My workouts were pretty good until this week and I got sick. Today is a workout day and I won't be doing one until I get back........my MIL shuffled some stuff yesterday and dusted and I am all clogged up. I missed Wednesday's workout too, so hopefully I will be good to go when I get back. I have been measuring to check if the crap took any hold on my mid section, but it's been good. I can still fit in the clothing I packed hahah.

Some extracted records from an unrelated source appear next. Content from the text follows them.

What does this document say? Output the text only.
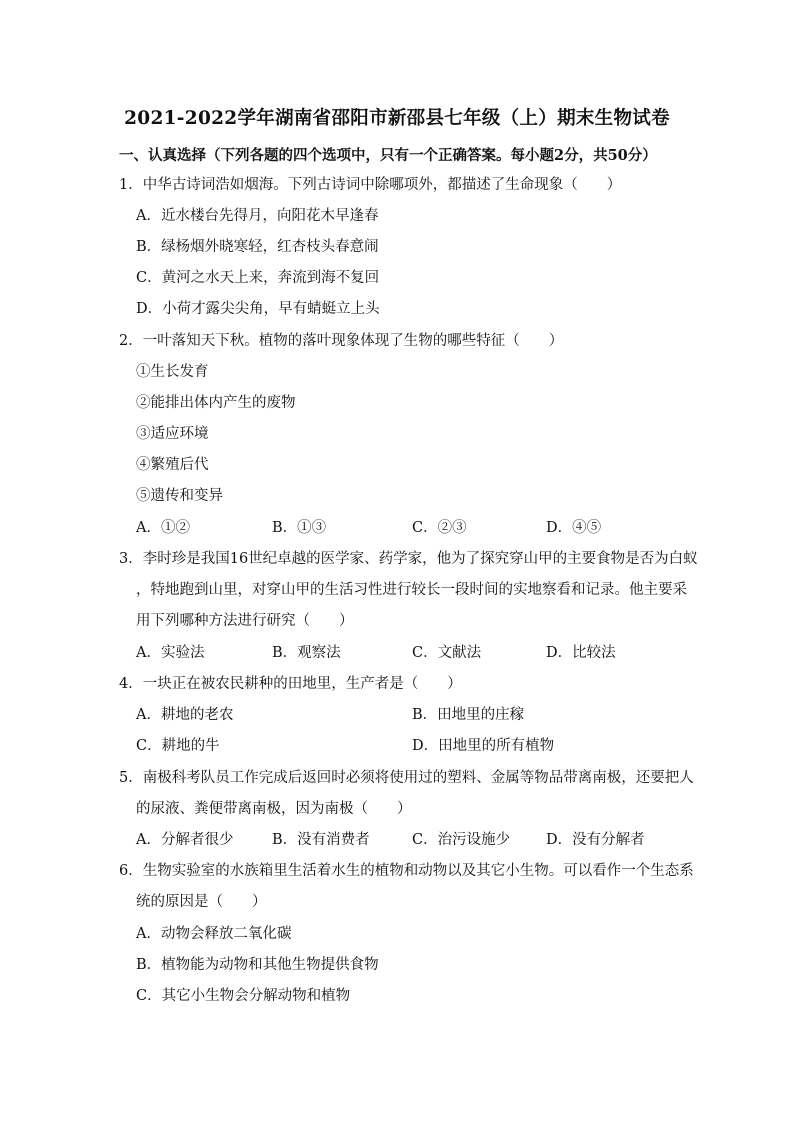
2021-2022学年湖南省邵阳市新邵县七年级（上）期末生物试卷
一、认真选择（下列各题的四个选项中，只有一个正确答案。每小题2分，共50分）
1．中华古诗词浩如烟海。下列古诗词中除哪项外，都描述了生命现象（　　）
A．近水楼台先得月，向阳花木早逢春
B．绿杨烟外晓寒轻，红杏枝头春意闹
C．黄河之水天上来，奔流到海不复回
D．小荷才露尖尖角，早有蜻蜓立上头
2．一叶落知天下秋。植物的落叶现象体现了生物的哪些特征（　　）
①生长发育
②能排出体内产生的废物
③适应环境
④繁殖后代
⑤遗传和变异
A．①②	B．①③	C．②③	D．④⑤
3．李时珍是我国16世纪卓越的医学家、药学家，他为了探究穿山甲的主要食物是否为白蚁
，特地跑到山里，对穿山甲的生活习性进行较长一段时间的实地察看和记录。他主要采
用下列哪种方法进行研究（　　）
A．实验法	B．观察法	C．文献法	D．比较法
4．一块正在被农民耕种的田地里，生产者是（　　）
A．耕地的老农	B．田地里的庄稼
C．耕地的牛	D．田地里的所有植物
5．南极科考队员工作完成后返回时必须将使用过的塑料、金属等物品带离南极，还要把人
的尿液、粪便带离南极，因为南极（　　）
A．分解者很少	B．没有消费者	C．治污设施少 D．没有分解者
6．生物实验室的水族箱里生活着水生的植物和动物以及其它小生物。可以看作一个生态系
统的原因是（　　）
A．动物会释放二氧化碳
B．植物能为动物和其他生物提供食物
C．其它小生物会分解动物和植物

So it has been a great trip of encouragement and I am excited and ready for ALL the changes we will be going back to. This trip marked the end of one way of lving and the beginning to the next phase in our lives (son starting school, mvoing, many decisions to make and bag full of goodies). The treadmill is on and we better be ready to run.....our feet land on the road to our new journey in 2 days! See you when I get back!